Out on the heights of La Moncelle, of Daigny, and Givonne lanterns glimmered where the good Sisters of Mercy and the ambulance corps passed among the dead and dying--the thirty-five thousand dead and dying! The plateau of Illy, where the cavalry had charged again and again, was twinkling with thousands of lanterns; on the heights of Frénois Prussian torches swung, signalling victory.

But the spectacle in the interior of the town--a town of nineteen thousand people, into which now were crushed seventy thousand frantic soldiers, was dreadful beyond description. Horror multiplied on horror. The two bridges and the streets were so jammed with horses and artillery trains that it seemed impossible for any human being to move another inch. In the glare of the flames from the houses on fire, in the middle of the smoke, horses, cannon, fourgons, charrettes, ambulances, piles of dead and dying, formed a sickening pell-mell. In this chaos starving soldiers, holding lighted lanterns, tore strips of flesh from dead horses lying in the mud, killed by the shells. Arms, broken and foul with blood and mud--rifles, pistols, sabres, lances, casques, mitrailleuses--covered the pavements.
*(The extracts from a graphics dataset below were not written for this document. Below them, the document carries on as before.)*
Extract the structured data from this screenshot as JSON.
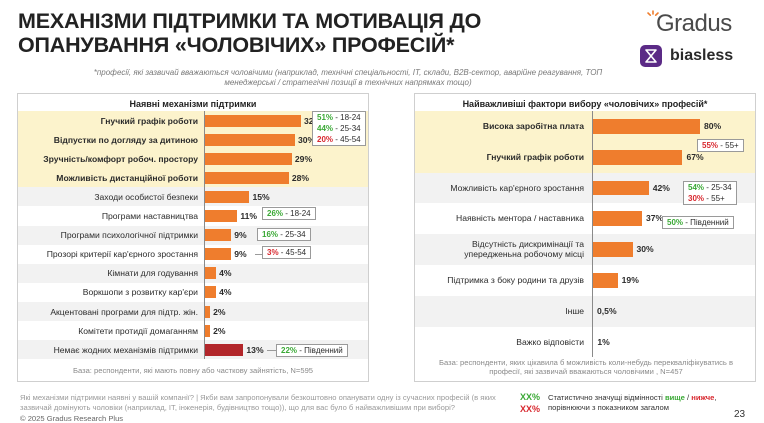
{
  "title": "МЕХАНІЗМИ ПІДТРИМКИ ТА МОТИВАЦІЯ ДО ОПАНУВАННЯ «ЧОЛОВІЧИХ» ПРОФЕСІЙ*",
  "subtitle": "*професії, які зазвичай вважаються чоловічими (наприклад, технічні спеціальності, ІТ, склади, B2B-сектор, аварійне реагування, ТОП менеджерські / стратегічні позиції в технічних напрямках тощо)",
  "logos": {
    "gradus": "Gradus",
    "biasless": "biasless"
  },
  "colors": {
    "bar": "#ef7d2d",
    "bar_dark": "#b2262a",
    "highlight": "#fcf3cc",
    "higher": "#3aa935",
    "lower": "#d8282f"
  },
  "chart_data": [
    {
      "type": "bar",
      "title": "Наявні механізми підтримки",
      "categories": [
        "Гнучкий графік роботи",
        "Відпустки по догляду за дитиною",
        "Зручність/комфорт робоч. простору",
        "Можливість дистанційної роботи",
        "Заходи особистої безпеки",
        "Програми наставництва",
        "Програми психологічної підтримки",
        "Прозорі критерії кар'єрного зростання",
        "Кімнати для годування",
        "Воркшопи з розвитку кар'єри",
        "Акцентовані програми для підтр. жін.",
        "Комітети протидії домаганням",
        "Немає жодних механізмів підтримки"
      ],
      "values": [
        32,
        30,
        29,
        28,
        15,
        11,
        9,
        9,
        4,
        4,
        2,
        2,
        13
      ],
      "value_labels": [
        "32%",
        "30%",
        "29%",
        "28%",
        "15%",
        "11%",
        "9%",
        "9%",
        "4%",
        "4%",
        "2%",
        "2%",
        "13%"
      ],
      "base_note": "База: респонденти, які мають повну або часткову зайнятість, N=595"
    },
    {
      "type": "bar",
      "title": "Найважливіші фактори вибору «чоловічих» професій*",
      "categories": [
        "Висока заробітна плата",
        "Гнучкий графік роботи",
        "Можливість кар'єрного зростання",
        "Наявність ментора / наставника",
        "Відсутність дискримінації та упередженьна робочому місці",
        "Підтримка з боку родини та друзів",
        "Інше",
        "Важко відповісти"
      ],
      "values": [
        80,
        67,
        42,
        37,
        30,
        19,
        0.5,
        1
      ],
      "value_labels": [
        "80%",
        "67%",
        "42%",
        "37%",
        "30%",
        "19%",
        "0,5%",
        "1%"
      ],
      "base_note": "База: респонденти, яких цікавила б можливість коли-небудь перекваліфікуватись в професії, які зазвичай вважаються чоловічими , N=457"
    }
  ],
  "left_callouts": [
    {
      "lines": [
        {
          "value": "51%",
          "label": " - 18-24",
          "dir": "higher"
        },
        {
          "value": "44%",
          "label": " - 25-34",
          "dir": "higher"
        },
        {
          "value": "20%",
          "label": " - 45-54",
          "dir": "lower"
        }
      ]
    },
    {
      "lines": [
        {
          "value": "26%",
          "label": " - 18-24",
          "dir": "higher"
        }
      ]
    },
    {
      "lines": [
        {
          "value": "16%",
          "label": " - 25-34",
          "dir": "higher"
        }
      ]
    },
    {
      "lines": [
        {
          "value": "3%",
          "label": " - 45-54",
          "dir": "lower"
        }
      ]
    },
    {
      "lines": [
        {
          "value": "22%",
          "label": " - Південний",
          "dir": "higher"
        }
      ]
    }
  ],
  "right_callouts": [
    {
      "lines": [
        {
          "value": "55%",
          "label": " - 55+",
          "dir": "lower"
        }
      ]
    },
    {
      "lines": [
        {
          "value": "54%",
          "label": " - 25-34",
          "dir": "higher"
        },
        {
          "value": "30%",
          "label": " - 55+",
          "dir": "lower"
        }
      ]
    },
    {
      "lines": [
        {
          "value": "50%",
          "label": " - Південний",
          "dir": "higher"
        }
      ]
    }
  ],
  "question": "Які механізми підтримки наявні у вашій компанії? | Якби вам запропонували безкоштовно опанувати одну із сучасних професій (в яких зазвичай домінують чоловіки (наприклад, ІТ, інженерія, будівництво тощо)), що для вас було б найважливішим при виборі?",
  "copyright": "© 2025 Gradus Research Plus",
  "legend": {
    "marker": "XX%",
    "line1_pre": "Статистично значущі відмінності ",
    "higher": "вище",
    "sep": " / ",
    "lower": "нижче",
    "line1_post": ",",
    "line2": "порівнюючи з показником загалом"
  },
  "page_number": "23"
}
The gates of the town were closed; the water in the fortification moats reflected the red light from the flames. The glacis of the ramparts was covered by black masses of soldiers, watching the placing of a cordon of German sentinels around the walls.

All public buildings, all the churches, were choked with wounded; their blood covered everything. On the steps of the churches poor wretches sat bandaging their torn limbs with strips of bloody muslin.